## Machine Learning Model Development

##### Import the necessary libraries 

In [1]:
import pandas as pd
import numpy as np
from sklearn.model_selection import train_test_split, cross_val_score
from sklearn.preprocessing import RobustScaler, StandardScaler, OneHotEncoder
from sklearn.compose import ColumnTransformer
from sklearn.pipeline import Pipeline
from sklearn.ensemble import RandomForestClassifier, GradientBoostingClassifier
from sklearn.linear_model import LogisticRegression
from sklearn.svm import SVC
from sklearn.tree import DecisionTreeClassifier
import xgboost as xgb
from sklearn.metrics import accuracy_score, classification_report


In [3]:
# load the dataset
machine = pd.read_csv("../data/machine_downtime_cleaned.csv", parse_dates=['Date'])

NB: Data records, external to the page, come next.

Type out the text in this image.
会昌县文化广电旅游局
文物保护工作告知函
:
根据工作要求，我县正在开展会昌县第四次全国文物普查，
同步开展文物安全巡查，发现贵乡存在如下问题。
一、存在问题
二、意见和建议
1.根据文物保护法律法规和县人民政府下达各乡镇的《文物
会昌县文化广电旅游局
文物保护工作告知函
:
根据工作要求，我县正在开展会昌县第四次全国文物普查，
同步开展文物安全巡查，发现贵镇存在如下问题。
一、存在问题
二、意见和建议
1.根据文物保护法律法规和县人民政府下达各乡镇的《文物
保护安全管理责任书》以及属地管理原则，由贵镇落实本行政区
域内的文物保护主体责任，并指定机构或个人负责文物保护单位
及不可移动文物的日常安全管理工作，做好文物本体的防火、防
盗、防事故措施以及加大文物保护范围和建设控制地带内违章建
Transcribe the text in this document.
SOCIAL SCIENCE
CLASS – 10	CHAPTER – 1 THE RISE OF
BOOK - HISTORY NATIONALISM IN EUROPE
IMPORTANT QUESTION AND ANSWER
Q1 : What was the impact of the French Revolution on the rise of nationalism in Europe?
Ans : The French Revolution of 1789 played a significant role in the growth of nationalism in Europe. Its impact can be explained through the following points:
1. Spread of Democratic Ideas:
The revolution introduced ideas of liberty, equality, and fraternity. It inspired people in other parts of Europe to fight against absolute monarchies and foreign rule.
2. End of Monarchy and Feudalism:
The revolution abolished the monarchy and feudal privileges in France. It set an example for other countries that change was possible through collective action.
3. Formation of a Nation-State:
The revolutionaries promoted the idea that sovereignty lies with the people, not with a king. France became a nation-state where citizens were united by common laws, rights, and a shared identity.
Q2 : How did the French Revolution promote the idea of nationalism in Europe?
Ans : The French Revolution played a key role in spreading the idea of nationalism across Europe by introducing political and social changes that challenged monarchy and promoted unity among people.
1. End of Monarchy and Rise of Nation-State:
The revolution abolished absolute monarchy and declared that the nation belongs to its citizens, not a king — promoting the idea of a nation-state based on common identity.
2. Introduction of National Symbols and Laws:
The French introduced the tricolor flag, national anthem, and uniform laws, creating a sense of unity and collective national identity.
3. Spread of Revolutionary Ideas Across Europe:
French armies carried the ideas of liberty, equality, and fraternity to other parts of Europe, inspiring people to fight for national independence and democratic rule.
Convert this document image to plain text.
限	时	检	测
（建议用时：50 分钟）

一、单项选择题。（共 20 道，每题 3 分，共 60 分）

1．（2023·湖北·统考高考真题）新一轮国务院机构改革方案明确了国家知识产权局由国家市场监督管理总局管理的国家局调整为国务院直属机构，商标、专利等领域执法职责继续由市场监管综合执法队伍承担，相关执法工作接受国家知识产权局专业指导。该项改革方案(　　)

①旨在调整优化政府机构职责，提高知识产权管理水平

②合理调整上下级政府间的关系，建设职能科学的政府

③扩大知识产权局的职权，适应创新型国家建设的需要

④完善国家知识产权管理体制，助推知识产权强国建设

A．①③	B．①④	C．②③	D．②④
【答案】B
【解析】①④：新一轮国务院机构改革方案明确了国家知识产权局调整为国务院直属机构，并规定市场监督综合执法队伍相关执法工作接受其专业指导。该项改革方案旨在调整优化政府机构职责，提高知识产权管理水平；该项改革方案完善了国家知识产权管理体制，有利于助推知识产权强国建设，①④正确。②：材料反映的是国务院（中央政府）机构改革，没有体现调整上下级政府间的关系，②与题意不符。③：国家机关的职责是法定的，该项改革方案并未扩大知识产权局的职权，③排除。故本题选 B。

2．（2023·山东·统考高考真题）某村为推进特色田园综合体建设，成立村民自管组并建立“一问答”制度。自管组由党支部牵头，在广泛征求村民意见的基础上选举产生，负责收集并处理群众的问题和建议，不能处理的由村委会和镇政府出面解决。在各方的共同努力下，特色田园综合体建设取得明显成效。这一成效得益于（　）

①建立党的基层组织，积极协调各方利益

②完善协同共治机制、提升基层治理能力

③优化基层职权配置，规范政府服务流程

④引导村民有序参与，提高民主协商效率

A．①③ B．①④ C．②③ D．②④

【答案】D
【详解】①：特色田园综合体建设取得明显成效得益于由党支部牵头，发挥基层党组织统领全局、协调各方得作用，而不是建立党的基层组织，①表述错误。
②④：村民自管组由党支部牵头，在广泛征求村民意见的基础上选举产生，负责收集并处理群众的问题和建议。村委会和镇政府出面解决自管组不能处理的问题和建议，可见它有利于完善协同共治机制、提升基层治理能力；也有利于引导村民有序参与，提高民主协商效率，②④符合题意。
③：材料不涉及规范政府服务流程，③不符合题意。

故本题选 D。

# make a copy of the data 
machine_ori = machine.copy()
# print the first few rows
machine.head()

Unnamed: 0,Date,Machine_ID,Assembly_Line_No,Coolant_Temperature,Hydraulic_Oil_Temperature,Spindle_Bearing_Temperature,Spindle_Vibration,Tool_Vibration,Voltage(volts),Torque(Nm),Downtime,Hydraulic_Pressure(Pa),Coolant_Pressure(Pa),Air_System_Pressure(Pa),Cutting(N),Spindle_Speed(RPS)
0,2021-12-08,Makino-L2-Unit1-2015,Shopfloor-L2,4.5,47.9,31.2,1.225,35.214,381.0,23.091903,No_Machine_Failure,14115919.3,513860.1,612765.0,2870.0,253.6
1,2021-12-17,Makino-L2-Unit1-2015,Shopfloor-L2,21.7,47.5,35.8,1.078,29.198,367.0,31.620335,No_Machine_Failure,7246602.0,514111.3,662932.2,2970.0,295.4
2,2021-12-17,Makino-L1-Unit1-2013,Shopfloor-L1,5.2,49.4,34.2,1.266,30.206,340.0,15.900716,Machine_Failure,8828000.0,683941.3,656038.1,2700.0,466.0
3,2021-12-17,Makino-L1-Unit1-2013,Shopfloor-L1,24.4,48.1,36.6,0.778,25.048,307.0,23.923929,Machine_Failure,7454000.0,658019.5,652883.7,3590.0,466.0
4,2021-12-21,Makino-L2-Unit1-2015,Shopfloor-L2,14.1,51.8,32.4,0.969,31.491,380.0,16.964105,Machine_Failure,5326000.0,683941.3,602069.0,2860.0,460.2


### Preprocessing

we have to divide the numeric columns into those that are skewed and those that are normal in order to be able to apply the necessary standardization or normalization to avoid bias

In [8]:
# create an empty list to store columns that are normally or
# skewly distributed
normal_cols = []
skewed_cols = []

# loop through the numerical features
for col in machine_ori.select_dtypes(include=np.number):
    skewness = machine_ori[col].skew()
    kurtosis = machine_ori[col].kurt()

    # set a threshold for kurtosis and skewness and then append the necessary features
    if -0.2 <= skewness <= 0.3 and -0.2 <= kurtosis <= 0.2:  # Adjust thresholds as needed
        normal_cols.append(col)
        print(f"{col}: Skewness = {skewness:.2f}, Kurtosis = {kurtosis:.2f} (Approximately Normal)")
    else:
        skewed_cols.append(col)
        print(f"{col}: Skewness = {skewness:.2f}, Kurtosis = {kurtosis:.2f} (Not Normally Distributed)")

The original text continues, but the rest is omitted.